If you’re scratching your head after reading the title of this article then join the club, because we’re just as perplexed as you are. And no, it’s not a pickup team.
It turns out that Ivory Coast and Chelsea legend Didier Drogba isn’t ready to hang up his boots just yet, and he’ll be lacing them up next season for a new United Soccer League (USL) team called Phoenix Rising FC. The third-tier U.S. club wasn’t technically created by Drogba and Wentz, but the two are part owners alongside Diplo and others.

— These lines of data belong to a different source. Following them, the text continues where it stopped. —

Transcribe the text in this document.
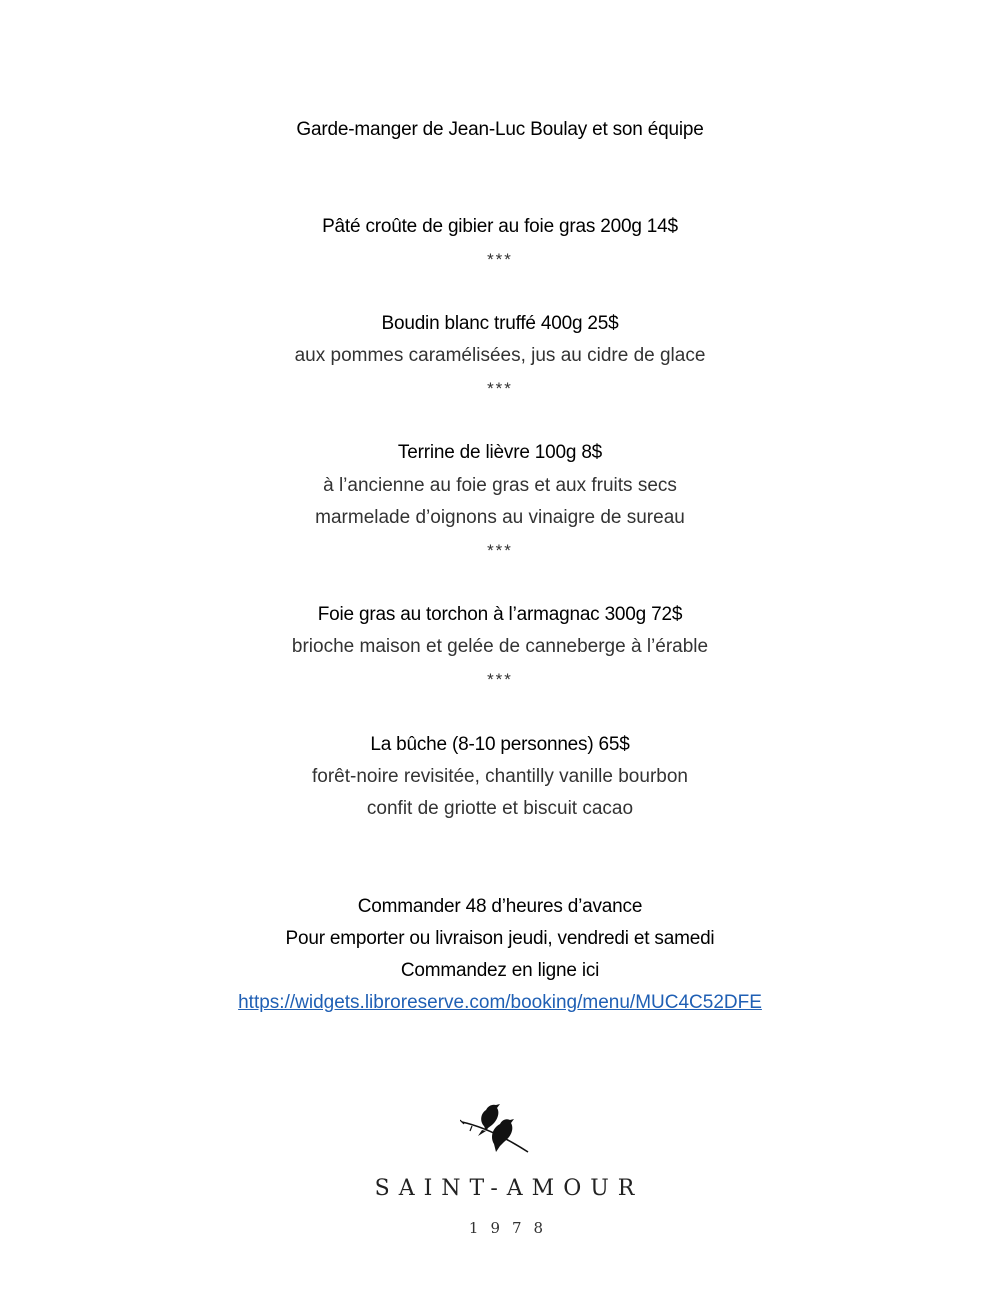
Garde-manger de Jean-Luc Boulay et son équipe
Pâté croûte de gibier au foie gras 200g 14$
***
Boudin blanc truffé 400g 25$
aux pommes caramélisées, jus au cidre de glace
***
Terrine de lièvre 100g 8$
à l’ancienne au foie gras et aux fruits secs
marmelade d’oignons au vinaigre de sureau
***
Foie gras au torchon à l’armagnac 300g 72$
brioche maison et gelée de canneberge à l’érable
***
La bûche (8-10 personnes) 65$
forêt-noire revisitée, chantilly vanille bourbon
confit de griotte et biscuit cacao
Commander 48 d’heures d’avance
Pour emporter ou livraison jeudi, vendredi et samedi
Commandez en ligne ici
https://widgets.libroreserve.com/booking/menu/MUC4C52DFE
SAINT-AMOUR
1978
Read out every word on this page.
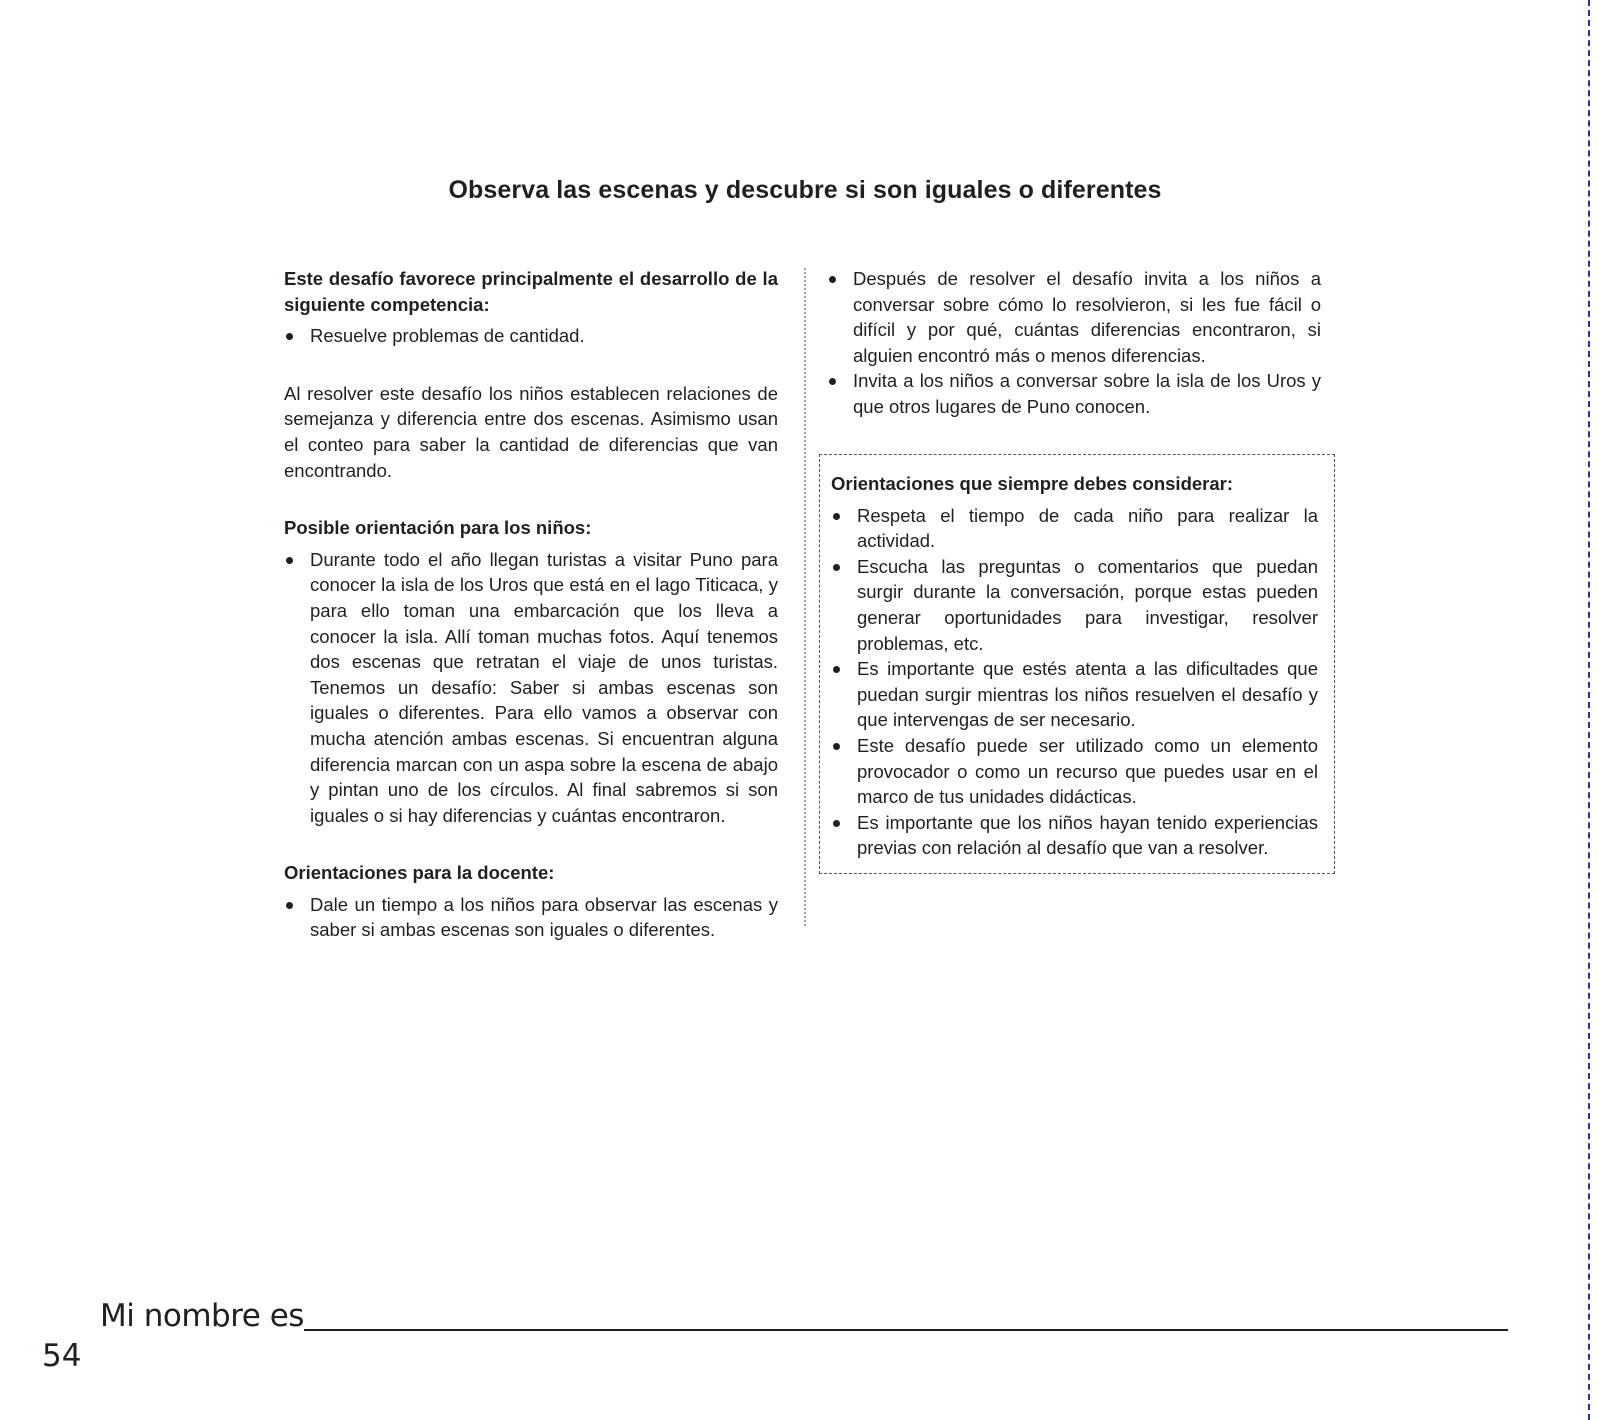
Observa las escenas y descubre si son iguales o diferentes

Este desafío favorece principalmente el desarrollo de la siguiente competencia:

Resuelve problemas de cantidad.

Al resolver este desafío los niños establecen relaciones de semejanza y diferencia entre dos escenas. Asimismo usan el conteo para saber la cantidad de diferencias que van encontrando.

Posible orientación para los niños:

Durante todo el año llegan turistas a visitar Puno para conocer la isla de los Uros que está en el lago Titicaca, y para ello toman una embarcación que los lleva a conocer la isla. Allí toman muchas fotos. Aquí tenemos dos escenas que retratan el viaje de unos turistas. Tenemos un desafío: Saber si ambas escenas son iguales o diferentes. Para ello vamos a observar con mucha atención ambas escenas. Si encuentran alguna diferencia marcan con un aspa sobre la escena de abajo y pintan uno de los círculos. Al final sabremos si son iguales o si hay diferencias y cuántas encontraron.

Orientaciones para la docente:

Dale un tiempo a los niños para observar las escenas y saber si ambas escenas son iguales o diferentes.
Después de resolver el desafío invita a los niños a conversar sobre cómo lo resolvieron, si les fue fácil o difícil y por qué, cuántas diferencias encontraron, si alguien encontró más o menos diferencias.
Invita a los niños a conversar sobre la isla de los Uros y que otros lugares de Puno conocen.

Orientaciones que siempre debes considerar:

Respeta el tiempo de cada niño para realizar la actividad.
Escucha las preguntas o comentarios que puedan surgir durante la conversación, porque estas pueden generar oportunidades para investigar, resolver problemas, etc.
Es importante que estés atenta a las dificultades que puedan surgir mientras los niños resuelven el desafío y que intervengas de ser necesario.
Este desafío puede ser utilizado como un elemento provocador o como un recurso que puedes usar en el marco de tus unidades didácticas.
Es importante que los niños hayan tenido experiencias previas con relación al desafío que van a resolver.
Mi nombre es
54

The team is currently being coached by Frank Yallop, a two-time MLS coach of the year and two-time MLS Cup winner. Drogba is also being joined up top by former England international Shaun Wright-Phillips, who you might remember form his stint with the NY Red Bulls. They’re also joined by Omar Bravo, Chivas de Guadalajara’s all-time leading scorer.
Drogue isn’t the first international to ply his trade in the lower leagues of the U.S. soccer pyramid, but he is the first player-owner in the history of the game when he signed on for a one-year deal. His inclusion in the league, alongside other former internationals like Joe Cole and Marcel Schäfer, shows that the league is actually growing.

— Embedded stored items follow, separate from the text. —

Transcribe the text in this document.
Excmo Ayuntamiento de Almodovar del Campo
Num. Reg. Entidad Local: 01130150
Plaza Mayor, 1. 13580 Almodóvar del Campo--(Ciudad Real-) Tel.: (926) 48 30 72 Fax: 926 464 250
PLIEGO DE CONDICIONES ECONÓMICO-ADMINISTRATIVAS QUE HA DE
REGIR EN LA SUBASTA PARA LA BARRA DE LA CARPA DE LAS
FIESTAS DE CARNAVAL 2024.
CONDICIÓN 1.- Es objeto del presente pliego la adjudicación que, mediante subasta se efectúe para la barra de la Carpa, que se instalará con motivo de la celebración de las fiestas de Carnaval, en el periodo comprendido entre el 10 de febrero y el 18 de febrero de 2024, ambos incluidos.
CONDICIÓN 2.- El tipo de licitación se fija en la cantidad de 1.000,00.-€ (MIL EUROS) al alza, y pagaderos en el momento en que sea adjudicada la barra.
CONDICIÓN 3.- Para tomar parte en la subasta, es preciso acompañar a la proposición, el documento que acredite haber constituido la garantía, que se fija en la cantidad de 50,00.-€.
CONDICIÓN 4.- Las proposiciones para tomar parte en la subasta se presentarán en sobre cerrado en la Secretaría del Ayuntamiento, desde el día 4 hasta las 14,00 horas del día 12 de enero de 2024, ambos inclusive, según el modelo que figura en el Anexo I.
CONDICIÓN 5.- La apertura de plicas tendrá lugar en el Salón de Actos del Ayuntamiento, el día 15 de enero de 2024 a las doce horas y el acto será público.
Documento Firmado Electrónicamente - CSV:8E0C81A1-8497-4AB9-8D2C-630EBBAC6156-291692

“The professionalism, financial stability and growth of the USL has created an unprecedented platform for us to attract internationally acclaimed soccer players to Phoenix,” said Phoenix Rising FC Governor Berke Bakay. “Didier Drogba will help us express our appreciation for the tremendous partnership we have received from the League by serving as an ambassador for soccer on the pitch and within USL cities we will be visiting across North America.”

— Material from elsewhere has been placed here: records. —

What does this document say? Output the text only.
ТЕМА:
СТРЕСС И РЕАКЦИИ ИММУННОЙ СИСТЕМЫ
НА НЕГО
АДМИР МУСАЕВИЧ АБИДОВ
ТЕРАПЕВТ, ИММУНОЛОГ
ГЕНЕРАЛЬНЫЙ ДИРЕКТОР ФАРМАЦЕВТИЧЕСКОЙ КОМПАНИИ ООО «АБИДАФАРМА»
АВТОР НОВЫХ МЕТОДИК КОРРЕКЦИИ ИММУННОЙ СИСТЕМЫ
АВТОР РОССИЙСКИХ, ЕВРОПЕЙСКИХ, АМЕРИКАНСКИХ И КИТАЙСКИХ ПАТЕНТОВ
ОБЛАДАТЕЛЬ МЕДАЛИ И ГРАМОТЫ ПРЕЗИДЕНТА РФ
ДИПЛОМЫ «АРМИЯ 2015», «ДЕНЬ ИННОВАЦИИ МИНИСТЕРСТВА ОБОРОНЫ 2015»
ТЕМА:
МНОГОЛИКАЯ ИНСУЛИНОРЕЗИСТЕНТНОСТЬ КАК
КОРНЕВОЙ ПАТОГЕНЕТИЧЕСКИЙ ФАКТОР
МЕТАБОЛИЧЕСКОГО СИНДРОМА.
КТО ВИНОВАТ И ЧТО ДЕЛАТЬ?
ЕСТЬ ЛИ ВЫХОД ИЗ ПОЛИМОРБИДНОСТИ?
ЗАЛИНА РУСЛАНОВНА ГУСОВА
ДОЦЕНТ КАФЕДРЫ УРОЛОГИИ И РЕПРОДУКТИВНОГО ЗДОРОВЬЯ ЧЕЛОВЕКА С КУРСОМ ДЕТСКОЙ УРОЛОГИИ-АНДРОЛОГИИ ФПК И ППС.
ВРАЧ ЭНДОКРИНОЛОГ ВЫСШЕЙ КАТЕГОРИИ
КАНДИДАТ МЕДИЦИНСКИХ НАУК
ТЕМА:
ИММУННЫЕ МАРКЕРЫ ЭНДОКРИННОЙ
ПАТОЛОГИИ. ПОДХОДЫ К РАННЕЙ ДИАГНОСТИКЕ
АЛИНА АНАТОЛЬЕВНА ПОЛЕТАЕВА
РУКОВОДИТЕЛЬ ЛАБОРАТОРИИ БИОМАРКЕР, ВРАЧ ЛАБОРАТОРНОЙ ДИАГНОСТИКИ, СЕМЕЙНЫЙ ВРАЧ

What’s more, league attendance increased over 2016 by 40 percent and the league will continue to draw more funding thanks to the launch of USL Productions, a $10 million content and broadcast arm of the league. They’ve also expanded national and local broadcast coverage withthe debut of the USL Television Network and expanded partnerships with ESPN and SiriusXM. More than 300 games will be broadcast over the course of the 2017 season, so things are certainly headed in the right direction for the lower divisions of U.S. soccer.